I am not getting an error message but the application is not letting me edit, update or destroy a record because I am not the BoxWod owner. My routes are correct as are my associations and the correct information is getting passed to the box_wod table.
Is there a way to rewrite the application_controller method to recognize the additional underscore in the box_wod resource? Or is this even my problem?
UPDATE:
Here are the three methods in the BoxWodsController:
def edit
#workout_count = Workout.count
#box_wod = BoxWod.find(params[:id])
end
def update
#box_wod = BoxWod.find(params[:id])
respond_to do |format|
if #box_wod.update_attributes(params[:box_wod])
flash[:notice] = 'BoxWod was successfully updated.'
format.html { redirect_to(#box_wod) }
format.xml { head :ok }
else
format.html { render :action => "edit" }
format.xml { render :xml => #box_wod.errors, :status => :unprocessable_entity }
end
end
end
def destroy
#box_wod = BoxWod.find(params[:id])
#box_wod.destroy
respond_to do |format|
format.html { redirect_to(box_wods_url) }
format.js
end
end
In situations like this, I like to create a controller method that I can override when necessary. For example:
# application_controller.rb
class ApplicationController
def require_owner
obj = instance_variable_get("##{resource_instance_variable_name}")

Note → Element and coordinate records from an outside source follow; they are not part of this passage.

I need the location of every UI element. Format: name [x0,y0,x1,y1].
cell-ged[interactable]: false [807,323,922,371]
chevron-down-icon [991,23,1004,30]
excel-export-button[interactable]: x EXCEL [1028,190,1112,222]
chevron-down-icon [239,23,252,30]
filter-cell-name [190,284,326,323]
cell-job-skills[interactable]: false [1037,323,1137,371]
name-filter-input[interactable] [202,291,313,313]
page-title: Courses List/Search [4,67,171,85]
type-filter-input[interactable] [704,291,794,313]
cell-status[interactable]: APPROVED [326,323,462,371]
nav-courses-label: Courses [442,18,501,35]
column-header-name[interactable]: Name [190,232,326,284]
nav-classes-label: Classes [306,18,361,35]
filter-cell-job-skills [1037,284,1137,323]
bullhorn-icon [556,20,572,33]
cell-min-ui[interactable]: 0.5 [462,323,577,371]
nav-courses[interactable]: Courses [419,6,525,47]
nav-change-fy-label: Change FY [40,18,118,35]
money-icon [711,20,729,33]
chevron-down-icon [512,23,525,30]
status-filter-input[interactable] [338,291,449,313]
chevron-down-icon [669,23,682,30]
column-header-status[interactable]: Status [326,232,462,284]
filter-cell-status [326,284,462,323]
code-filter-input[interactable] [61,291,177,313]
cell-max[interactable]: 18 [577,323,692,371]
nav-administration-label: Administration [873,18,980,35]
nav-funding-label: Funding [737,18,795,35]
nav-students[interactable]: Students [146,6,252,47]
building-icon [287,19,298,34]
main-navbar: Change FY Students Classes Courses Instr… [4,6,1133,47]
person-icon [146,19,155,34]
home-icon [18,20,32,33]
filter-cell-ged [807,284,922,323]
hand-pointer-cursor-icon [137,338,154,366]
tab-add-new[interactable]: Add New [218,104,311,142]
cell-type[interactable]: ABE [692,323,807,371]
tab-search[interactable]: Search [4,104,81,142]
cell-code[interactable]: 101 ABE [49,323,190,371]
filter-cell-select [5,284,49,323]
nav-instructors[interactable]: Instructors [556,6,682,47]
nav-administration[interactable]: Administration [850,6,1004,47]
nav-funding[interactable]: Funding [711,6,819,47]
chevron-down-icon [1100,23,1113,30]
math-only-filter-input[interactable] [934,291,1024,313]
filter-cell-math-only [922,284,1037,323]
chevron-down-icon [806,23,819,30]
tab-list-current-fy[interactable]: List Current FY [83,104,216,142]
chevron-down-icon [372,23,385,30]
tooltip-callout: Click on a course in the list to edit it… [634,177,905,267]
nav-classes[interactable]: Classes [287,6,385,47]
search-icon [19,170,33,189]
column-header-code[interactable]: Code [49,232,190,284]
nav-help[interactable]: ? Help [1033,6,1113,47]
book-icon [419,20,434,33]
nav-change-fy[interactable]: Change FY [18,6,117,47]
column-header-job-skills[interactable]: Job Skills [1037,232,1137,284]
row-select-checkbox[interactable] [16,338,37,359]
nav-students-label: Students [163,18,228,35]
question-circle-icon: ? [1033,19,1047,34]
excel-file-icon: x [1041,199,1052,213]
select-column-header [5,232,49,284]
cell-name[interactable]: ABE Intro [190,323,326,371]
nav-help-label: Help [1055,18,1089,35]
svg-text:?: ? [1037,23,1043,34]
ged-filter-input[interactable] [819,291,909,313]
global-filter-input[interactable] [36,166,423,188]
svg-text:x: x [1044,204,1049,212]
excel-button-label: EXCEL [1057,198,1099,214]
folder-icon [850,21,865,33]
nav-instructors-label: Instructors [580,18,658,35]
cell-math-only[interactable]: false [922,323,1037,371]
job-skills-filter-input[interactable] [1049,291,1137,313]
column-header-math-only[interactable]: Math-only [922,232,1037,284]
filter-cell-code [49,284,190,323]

# Do your authorization stuff
end
private
def resource_instance_variable_name
controller_name.singularize.camelize.underscore
end
end
# box_wods_controller.rb
class BoxWodsController
private
def resource_instance_variable_name
'box_wod' # Or whatever your instance variable is called
end
end
Lastly, please post your BoxWodsController code so we can better diagnose the problem.
It would seem that the #box_wod instance variable is not created until the require_owner method is invoked so current_user_is_owner? is checking a nil value, resulting in it always returning false. Perhaps you need another before_filter to populate the instance variable before require_owner is invoked.